I agree with the posters who've said you have some growing up to do. I don't mean to scare you too much, but some big life is coming your way. Some of it will be painful. Some of it will be very ugly. Don't worry too much ... you'll deal with it. We all do.
I worked at a nursing & long term care facility where we had a lot of young people who were seriously injured (head-injuries, paralysis) from accidents or had debilitating illnesses. I witnessed a lot of the wives coming in to care for their husbands, but unfortunately the husbands were never seen.
Based on my previous posts on this thread I would reiterate that you simply cannot know how you might react. Some posters can spout endlessly about the "death until" routine and claim that whatever happens they will stick by their spouse but, unless they have real experience of being there, it's all purely conjecture and supposition.
I'm simply not inclined to tell my painful tale in detail but I have alluded to it in previous posts which are easily accessible.
I've never have a problem where physical impairment is concerned and in the past I've had relationships with men who have lost limbs, two who had one testicle - no problem. Brain damage is a whole different ball game.
Physical disabilities are one thing, mental disabilities are a whole different issue.
Yes, I would stay. I can't imagine up and leaving my spouse at a time when he'd need me most. And if I didn't stay and take care of him, who would? And I wouldn't want him to do that to me. Think of how vulnerable and dependent you'd become. The last thing you need is the love of your life and support system walking out.

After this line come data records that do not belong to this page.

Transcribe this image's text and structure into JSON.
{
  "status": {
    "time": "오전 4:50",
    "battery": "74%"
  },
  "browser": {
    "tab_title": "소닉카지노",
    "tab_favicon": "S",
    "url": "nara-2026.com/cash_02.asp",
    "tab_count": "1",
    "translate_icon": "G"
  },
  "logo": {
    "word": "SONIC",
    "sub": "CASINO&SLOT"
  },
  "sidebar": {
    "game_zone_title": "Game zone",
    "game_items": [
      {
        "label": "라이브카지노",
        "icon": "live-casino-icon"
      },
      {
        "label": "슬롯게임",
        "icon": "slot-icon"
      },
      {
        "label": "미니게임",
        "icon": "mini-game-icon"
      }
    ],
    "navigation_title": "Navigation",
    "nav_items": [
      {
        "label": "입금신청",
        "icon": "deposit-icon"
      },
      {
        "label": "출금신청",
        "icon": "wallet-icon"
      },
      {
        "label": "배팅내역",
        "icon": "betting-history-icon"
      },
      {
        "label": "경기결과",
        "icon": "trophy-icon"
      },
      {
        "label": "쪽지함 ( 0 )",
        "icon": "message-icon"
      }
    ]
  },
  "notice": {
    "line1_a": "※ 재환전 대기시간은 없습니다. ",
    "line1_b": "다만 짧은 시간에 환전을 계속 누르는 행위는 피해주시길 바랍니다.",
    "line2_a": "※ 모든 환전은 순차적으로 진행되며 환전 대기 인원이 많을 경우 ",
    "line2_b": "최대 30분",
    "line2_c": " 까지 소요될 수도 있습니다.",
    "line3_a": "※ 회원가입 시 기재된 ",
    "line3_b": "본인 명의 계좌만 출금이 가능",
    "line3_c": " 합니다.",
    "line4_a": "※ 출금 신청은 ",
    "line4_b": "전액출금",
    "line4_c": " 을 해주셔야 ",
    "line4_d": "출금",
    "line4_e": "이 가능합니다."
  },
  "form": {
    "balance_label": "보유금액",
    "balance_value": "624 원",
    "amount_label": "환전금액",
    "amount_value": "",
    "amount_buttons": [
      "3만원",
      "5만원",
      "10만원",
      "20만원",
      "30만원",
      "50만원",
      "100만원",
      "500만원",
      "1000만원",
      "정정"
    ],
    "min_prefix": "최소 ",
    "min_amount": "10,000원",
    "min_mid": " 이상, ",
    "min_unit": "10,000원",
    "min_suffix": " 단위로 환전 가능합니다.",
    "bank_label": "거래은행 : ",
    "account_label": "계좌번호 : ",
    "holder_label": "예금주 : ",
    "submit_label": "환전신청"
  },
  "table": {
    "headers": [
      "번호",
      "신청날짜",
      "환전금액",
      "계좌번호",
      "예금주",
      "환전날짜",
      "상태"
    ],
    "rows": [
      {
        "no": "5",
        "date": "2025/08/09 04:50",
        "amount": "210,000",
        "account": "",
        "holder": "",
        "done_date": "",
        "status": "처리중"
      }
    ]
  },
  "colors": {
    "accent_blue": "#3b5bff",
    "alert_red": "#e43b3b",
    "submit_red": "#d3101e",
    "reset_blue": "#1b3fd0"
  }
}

Yes I would stay--I would wipe his butt--go through his screaming in pain, feed him whatever it takes--he is my family. Just as I wouldn't abandon a parent, sibling or child I would not abandon my spouse.
To all of you in a relationship or marriage up to what point would you still stay with them?
How about if something horrible happen to him/her and they got disfigured for life (ex: a car accident getting engulf in flames)?
Don't mean to sound all shallow but doesn't physical attractive to a point matter esp. when intimacy is involved? Besides the actual physical drama, there would be an emotionally and psychological impact as well. It'll never be the same ever again so I think in this case, you should let them go but be a helpful friend.
If you love someone unconditionally you love them no matter what goes on in their life. Whether they are disfigured, paralyzed or sick if you really love that person you would not care it would not be a big issue for you and you would love them and care for them the same if not even more then before.
If something terrible happened to my boyfriend I would take care of him and still love him the same. I would feed him, shower him, drive him around, take him to the doctor's and love him the same as before. I will always be there for him even if he didn't want me around because he wanted to let me go and be happy with someone else I would still be there at least as his best friend forever
Commitment is FOR when it's hard. Anybody can stick around when it's easy.
Ask yourself what would happen if something were to happen to you, through no fault of your own, that would result in terrible fallout. Maybe NOT physical disfigurement...maybe psychological trauma. Maybe you are attacked and raped. Maybe you are in a military deployment that sees serious action and you have psychological, but not physical, trauma. Is it understandable that your partner would turn his or her back on you? Terrible things can happen to anybody.
To all of you in a relationship or marriage up to what point would you still stay with them?
How about if something horrible happen to him/her and they got disfigured for life (ex: a car accident getting engulf in flames)?
We went through this, and there was never any question of not staying together. It was rough, but we definitely feel that we emerged with our marriage even stronger. It could also be we were able to work through this because our families from each side came together to provide support for us and each other. Our mothers are now good friends, my in-laws come to all my side's family event, and so on.